In this meta-analysis, high heterogeneity was observed across the studies, which could be attributed to the patient's age, gender, tumor stage, previous antitumor treatment, statins type, dose and duration, follow-up time, and study design, location, and setting. However, subgroup analysis did not reveal any heterogeneity among the prospective studies, suggesting that study design might be a source of heterogeneity. Bujanda et al. performed the meta-regression analysis and indicated that the age of GC patients significantly modified the association between pravastatin therapy and cancer risk [50]. Additionally, Nam et al. showed that the overall use of statins did not improve the RFS or OS after the resection of stage II or III gastric cancer; however, the use of statins for >6 months could increase the survival rate [42].

Currently, there is no systemic review on the effect of statin use on GC patients' prognosis after standard treatments. This study consisted of both updated observational studies and RCTs and comprehensively analyzed the association between statins and OS. Furthermore, the sensitivity analysis suggested that our findings were robust.
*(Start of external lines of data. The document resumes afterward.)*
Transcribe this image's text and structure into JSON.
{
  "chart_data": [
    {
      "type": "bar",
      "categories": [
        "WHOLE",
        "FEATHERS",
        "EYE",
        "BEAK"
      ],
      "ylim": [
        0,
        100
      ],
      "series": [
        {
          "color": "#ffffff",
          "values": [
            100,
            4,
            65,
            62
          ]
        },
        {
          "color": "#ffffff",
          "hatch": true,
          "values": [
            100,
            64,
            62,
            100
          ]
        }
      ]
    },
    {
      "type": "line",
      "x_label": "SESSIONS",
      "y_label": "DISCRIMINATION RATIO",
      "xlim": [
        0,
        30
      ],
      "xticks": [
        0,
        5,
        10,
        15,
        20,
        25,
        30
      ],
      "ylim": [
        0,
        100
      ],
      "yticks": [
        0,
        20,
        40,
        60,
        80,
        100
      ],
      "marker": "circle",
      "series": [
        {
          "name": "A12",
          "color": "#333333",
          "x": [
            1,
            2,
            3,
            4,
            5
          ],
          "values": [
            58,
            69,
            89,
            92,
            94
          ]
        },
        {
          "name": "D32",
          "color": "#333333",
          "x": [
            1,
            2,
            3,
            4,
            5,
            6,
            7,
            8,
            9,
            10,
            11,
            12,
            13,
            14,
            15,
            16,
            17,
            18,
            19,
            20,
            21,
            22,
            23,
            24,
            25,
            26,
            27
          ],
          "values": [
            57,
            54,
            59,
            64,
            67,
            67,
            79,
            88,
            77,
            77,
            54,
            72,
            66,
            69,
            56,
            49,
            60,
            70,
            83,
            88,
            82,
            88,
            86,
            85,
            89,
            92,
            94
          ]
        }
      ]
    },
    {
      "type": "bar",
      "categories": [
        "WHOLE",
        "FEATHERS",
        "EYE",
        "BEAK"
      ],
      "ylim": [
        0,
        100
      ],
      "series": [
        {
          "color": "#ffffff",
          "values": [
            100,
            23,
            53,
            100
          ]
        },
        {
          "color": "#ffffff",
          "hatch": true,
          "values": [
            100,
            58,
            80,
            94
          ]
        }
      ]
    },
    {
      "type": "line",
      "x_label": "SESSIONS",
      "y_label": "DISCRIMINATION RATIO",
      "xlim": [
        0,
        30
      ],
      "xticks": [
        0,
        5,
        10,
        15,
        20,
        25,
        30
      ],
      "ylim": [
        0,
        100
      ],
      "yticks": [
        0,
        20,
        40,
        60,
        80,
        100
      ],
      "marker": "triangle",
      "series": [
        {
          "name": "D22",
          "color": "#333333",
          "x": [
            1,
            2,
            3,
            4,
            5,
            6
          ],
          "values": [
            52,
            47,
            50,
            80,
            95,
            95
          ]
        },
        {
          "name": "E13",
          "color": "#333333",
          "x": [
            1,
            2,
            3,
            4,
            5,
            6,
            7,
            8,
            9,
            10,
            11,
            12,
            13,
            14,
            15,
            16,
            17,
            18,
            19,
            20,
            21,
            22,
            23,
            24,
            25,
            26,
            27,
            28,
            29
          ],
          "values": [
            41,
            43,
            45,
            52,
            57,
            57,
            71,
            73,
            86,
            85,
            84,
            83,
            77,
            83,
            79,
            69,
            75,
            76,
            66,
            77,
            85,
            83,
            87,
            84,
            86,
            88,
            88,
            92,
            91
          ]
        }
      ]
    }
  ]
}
Nevertheless, the present study has several limitations. First, this review inherited the limits of the included observational studies, and caution must be applied while extrapolating the results. Second, only one RCT was included, and the nonrandomized nature of this meta-analysis needs to be identified. Third, various statin formulations were prescribed to patients, but we were unable to analyze the OS associated with each statin type due to the limited number of included studies. Fourth, the data on tumor staging could not be identified in the retrospective studies, and confounding factors might occur as the individuals with a better prognosis (i.e., lower tumor stage) are more likely to receive statins than those with a poor prognosis. Fifth, patients using statins might not comply with the prescribed dosage. Finally, although many potential confounding factors were adjusted to estimate the association between statins and OS, various studies might use different variables, and specific potential confounders might not be included. We declare that this study was not registered, resulting in insufficient transparency.

5. Conclusions

Statins might improve the OS in GC patients, providing evidence for the antitumor effect of statins combined with surgery, radiotherapy, and chemotherapy in GC treatment. However, additional subgroup analysis based on the study design revealed that this improved survival outcome was only observed in retrospective, but not in prospective studies. Further prospective randomized studies are warranted to confirm the long-term benefits of statin use after standard treatment in patients with GC.